New York Post

Emergencie­s get more expensive

- Carl Campanile

New York City is hiking the fees it charges insurers and patients to help cover the costs of emergency ambulance responses to 911 calls amid the coronaviru­s pandemic.

The double-digit increases, administer­ed by the Fire Department’s Bureau of Emergency Medical Services, will go into effect Jan. 1 and are expected to raise an additional $4 million.

The 911 ambulance service charges increase from $775 to $900 for Basic Life Support Ambulance service, a 16 percent increase. The fee for Advanced Life Support Ambulance Level 1 goes up from $1,310 to $1,525, also a 16 percent jump.

Moreover, the bill for Advanced Life Support Level 2 medical response rises from $1,420 to $1,625, a 14 percent increase.

The fee schedule for the first time imposes a new $1,050 “treatment in place” charge if paramedics on the scene with a patient get virtual assistance to treat patients via video or audio hookup.

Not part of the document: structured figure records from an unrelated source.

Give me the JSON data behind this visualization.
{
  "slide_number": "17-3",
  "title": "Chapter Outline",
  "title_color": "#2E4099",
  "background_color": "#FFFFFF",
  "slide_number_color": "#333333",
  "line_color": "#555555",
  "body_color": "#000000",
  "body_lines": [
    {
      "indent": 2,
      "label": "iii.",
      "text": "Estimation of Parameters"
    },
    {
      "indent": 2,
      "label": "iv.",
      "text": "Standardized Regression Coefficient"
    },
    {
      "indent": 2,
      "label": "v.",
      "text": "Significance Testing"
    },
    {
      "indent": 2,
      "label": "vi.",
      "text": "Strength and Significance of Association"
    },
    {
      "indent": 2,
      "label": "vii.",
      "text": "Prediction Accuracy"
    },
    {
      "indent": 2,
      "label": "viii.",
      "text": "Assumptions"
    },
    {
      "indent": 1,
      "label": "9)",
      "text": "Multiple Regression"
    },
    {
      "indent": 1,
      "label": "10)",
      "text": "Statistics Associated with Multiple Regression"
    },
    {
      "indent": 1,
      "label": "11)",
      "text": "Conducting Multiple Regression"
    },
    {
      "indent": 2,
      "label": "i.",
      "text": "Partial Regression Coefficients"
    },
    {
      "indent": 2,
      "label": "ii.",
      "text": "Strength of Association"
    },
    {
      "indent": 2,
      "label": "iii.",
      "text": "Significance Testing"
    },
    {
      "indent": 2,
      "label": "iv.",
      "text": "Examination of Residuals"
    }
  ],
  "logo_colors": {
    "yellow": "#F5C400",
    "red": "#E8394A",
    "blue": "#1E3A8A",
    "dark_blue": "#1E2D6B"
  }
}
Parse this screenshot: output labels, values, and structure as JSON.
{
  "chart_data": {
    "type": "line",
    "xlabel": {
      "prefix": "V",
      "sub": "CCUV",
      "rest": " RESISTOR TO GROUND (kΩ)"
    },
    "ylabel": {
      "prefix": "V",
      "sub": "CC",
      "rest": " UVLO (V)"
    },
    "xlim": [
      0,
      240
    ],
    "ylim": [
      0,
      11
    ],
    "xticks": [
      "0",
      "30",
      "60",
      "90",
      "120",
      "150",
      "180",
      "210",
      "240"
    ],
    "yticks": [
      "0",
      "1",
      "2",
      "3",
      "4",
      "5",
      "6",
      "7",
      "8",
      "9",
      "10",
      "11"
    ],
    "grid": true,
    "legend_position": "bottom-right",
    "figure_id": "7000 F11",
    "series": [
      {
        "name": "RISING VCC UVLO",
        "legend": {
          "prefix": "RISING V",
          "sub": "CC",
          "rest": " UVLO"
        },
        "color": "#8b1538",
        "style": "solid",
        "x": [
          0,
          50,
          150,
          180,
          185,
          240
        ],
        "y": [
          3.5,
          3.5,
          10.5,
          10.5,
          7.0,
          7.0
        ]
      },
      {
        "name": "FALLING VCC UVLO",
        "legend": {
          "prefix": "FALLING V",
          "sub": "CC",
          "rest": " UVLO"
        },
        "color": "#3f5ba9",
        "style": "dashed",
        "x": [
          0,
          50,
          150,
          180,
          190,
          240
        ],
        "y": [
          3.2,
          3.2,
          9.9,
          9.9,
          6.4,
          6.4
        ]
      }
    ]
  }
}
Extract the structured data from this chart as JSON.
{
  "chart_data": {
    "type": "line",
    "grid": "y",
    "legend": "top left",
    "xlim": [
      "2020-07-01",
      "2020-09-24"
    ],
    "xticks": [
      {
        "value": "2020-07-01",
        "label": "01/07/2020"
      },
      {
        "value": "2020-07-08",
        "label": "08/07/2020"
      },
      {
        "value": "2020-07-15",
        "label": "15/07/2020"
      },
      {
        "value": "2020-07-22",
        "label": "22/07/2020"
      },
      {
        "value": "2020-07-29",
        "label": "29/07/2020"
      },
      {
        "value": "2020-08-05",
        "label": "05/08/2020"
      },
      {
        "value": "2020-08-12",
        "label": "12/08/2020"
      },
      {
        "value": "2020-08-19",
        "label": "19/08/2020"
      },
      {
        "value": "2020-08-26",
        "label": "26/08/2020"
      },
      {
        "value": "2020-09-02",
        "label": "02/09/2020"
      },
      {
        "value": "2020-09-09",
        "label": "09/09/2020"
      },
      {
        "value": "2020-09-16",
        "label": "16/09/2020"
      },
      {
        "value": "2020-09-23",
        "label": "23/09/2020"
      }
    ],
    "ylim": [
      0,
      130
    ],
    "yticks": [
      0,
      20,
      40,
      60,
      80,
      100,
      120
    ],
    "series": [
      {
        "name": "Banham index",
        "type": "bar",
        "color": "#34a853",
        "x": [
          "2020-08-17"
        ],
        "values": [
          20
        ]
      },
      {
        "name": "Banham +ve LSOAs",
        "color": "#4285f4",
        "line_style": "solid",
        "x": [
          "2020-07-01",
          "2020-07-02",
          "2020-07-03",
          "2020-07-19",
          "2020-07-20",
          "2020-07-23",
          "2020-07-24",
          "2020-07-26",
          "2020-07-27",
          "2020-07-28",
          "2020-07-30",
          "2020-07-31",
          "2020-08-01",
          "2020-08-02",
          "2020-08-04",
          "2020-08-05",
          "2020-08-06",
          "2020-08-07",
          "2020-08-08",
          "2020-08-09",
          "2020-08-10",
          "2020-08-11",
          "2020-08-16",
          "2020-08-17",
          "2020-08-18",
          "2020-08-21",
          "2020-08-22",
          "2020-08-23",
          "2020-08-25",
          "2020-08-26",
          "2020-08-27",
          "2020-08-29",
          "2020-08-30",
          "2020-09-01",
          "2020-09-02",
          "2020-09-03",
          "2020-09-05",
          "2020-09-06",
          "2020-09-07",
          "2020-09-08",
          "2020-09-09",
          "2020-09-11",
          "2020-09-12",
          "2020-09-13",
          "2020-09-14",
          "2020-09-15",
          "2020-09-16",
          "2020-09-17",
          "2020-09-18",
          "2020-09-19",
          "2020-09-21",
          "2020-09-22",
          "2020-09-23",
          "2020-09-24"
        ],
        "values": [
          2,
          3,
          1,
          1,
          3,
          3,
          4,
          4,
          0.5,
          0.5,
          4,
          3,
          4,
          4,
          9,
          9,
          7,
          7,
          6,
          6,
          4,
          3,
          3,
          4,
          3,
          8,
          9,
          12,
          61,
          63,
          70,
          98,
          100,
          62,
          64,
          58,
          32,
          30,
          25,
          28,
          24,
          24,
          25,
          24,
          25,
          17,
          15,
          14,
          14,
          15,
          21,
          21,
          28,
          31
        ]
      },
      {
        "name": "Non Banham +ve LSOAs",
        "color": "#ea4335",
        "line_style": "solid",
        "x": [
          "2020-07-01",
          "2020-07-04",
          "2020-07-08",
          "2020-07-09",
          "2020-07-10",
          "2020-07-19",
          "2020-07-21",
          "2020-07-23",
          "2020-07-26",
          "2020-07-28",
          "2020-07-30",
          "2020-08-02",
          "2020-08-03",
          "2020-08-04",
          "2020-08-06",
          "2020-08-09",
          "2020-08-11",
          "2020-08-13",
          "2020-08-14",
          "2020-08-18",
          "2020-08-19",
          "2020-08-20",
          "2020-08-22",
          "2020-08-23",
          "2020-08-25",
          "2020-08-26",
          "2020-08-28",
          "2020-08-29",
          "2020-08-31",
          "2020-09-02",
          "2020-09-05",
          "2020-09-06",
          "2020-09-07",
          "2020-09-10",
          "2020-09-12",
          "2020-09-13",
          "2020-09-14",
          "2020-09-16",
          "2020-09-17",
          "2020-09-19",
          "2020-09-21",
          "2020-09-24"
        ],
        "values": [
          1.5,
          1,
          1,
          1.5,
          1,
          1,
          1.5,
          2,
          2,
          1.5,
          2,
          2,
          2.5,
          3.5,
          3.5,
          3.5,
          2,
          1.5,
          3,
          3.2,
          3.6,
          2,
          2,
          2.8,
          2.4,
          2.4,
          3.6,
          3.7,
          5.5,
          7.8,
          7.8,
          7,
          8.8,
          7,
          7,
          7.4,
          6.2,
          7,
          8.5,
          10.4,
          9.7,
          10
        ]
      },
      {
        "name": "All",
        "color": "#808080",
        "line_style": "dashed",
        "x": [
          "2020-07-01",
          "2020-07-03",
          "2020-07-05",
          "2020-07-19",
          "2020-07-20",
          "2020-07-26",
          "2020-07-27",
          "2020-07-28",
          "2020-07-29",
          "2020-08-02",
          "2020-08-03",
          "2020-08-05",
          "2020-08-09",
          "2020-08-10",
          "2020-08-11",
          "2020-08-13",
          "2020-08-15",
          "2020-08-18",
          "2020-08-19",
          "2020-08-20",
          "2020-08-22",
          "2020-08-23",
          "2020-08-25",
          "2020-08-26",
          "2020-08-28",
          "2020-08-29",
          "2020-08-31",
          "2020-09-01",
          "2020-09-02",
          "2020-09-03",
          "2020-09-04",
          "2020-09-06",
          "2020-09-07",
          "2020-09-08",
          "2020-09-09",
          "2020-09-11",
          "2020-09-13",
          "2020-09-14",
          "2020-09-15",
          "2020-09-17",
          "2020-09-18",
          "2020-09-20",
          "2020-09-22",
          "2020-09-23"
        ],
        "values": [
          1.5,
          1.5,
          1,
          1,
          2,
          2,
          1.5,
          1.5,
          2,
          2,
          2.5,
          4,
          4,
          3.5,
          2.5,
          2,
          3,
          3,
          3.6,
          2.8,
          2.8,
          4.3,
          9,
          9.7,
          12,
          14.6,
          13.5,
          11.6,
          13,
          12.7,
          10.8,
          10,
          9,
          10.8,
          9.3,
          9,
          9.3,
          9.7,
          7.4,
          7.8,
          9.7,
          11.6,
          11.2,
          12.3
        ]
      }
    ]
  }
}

An FDNY spokesman said the higher fees were supposed to be implemente­d earlier but were shelved when COVID-19 hit the Big Apple with a vengeance in March. The fees were last raised in 2017. The cost of the FDNY’s EMS service is approximat­ely $600 million a year, not including firefighte­rs’ response to medical calls. The 911 transport fees yield $180 million in revenue — meaning the city subsidizes $420 million of the costs.

The government insurance programs — Medicare and Medicaid — typically pay lower rates than billed, and people without insurance cannot and often do not pay the difference or anything at all, according to the FDNY.